Posted Oct 02, 2025 - 18:26 UTC
Identified
The issue has been identified and a fix is being implemented. The expected ETA is Oct 3 (Friday) by 5 PM Pacific
Posted Oct 02, 2025 - 18:26 UTC
Investigating
Splunk has identified a bug affecting all Unified Identity customers using Splunk Cloud version 9.3.2411.117 as their identity provider. Customers might be experiencing an inability to log in to Observability Cloud using the "Sign in via Splunk Cloud" workflow. The Splunk Cloud team is actively working on a solution, and the issue will be fully resolved once a patched version is released.
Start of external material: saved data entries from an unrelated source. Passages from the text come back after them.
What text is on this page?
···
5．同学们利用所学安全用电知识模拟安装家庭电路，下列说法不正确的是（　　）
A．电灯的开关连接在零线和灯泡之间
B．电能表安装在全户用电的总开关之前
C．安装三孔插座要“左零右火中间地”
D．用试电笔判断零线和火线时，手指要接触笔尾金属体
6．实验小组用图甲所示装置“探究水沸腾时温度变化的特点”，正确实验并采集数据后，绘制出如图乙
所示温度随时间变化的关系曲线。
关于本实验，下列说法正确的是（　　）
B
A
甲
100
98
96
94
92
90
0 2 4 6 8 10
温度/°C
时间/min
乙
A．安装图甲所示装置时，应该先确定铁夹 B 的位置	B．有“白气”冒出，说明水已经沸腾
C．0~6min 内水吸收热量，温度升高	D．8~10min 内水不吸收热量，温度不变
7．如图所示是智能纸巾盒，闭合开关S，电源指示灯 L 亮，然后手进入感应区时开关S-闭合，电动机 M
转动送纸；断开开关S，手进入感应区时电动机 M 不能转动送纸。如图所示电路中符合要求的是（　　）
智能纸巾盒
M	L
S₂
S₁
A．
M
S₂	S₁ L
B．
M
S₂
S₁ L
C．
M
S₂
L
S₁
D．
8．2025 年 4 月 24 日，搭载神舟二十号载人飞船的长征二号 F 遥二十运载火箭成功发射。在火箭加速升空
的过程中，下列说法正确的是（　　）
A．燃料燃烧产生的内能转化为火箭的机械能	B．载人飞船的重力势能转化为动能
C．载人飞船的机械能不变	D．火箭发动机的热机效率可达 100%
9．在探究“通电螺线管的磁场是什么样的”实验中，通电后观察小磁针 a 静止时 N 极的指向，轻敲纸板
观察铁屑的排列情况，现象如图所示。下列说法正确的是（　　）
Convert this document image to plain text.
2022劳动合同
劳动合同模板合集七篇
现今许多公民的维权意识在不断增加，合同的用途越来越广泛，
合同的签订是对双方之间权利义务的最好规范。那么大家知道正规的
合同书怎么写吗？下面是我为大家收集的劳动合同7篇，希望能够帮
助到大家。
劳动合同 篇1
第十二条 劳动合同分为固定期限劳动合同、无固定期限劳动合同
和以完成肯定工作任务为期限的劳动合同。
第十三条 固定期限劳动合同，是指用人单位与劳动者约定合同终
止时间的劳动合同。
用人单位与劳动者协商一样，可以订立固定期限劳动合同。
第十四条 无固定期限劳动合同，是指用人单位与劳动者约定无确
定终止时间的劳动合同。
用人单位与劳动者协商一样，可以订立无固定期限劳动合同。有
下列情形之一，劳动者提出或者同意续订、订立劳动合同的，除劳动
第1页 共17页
The following workaround can be used by Customers using Unified Identity (without Centralized RBAC) until a patched version is released by the Splunk team
1. Customers using Unified Identity (without Centralized RBAC) can create a support case to have a set of users allow-listed for local login. 2. Once the users are allow-listed, the users will be able to login 3. After the patched version is released, the allowlist will be cleaned up
There is no workaround for customers using Unified Identity (with Centralized RBAC) yet.
Posted Sep 29, 2025 - 12:00 UTC
This incident affected: Splunk Cloud Integrations (SSO OIDC Endpoint).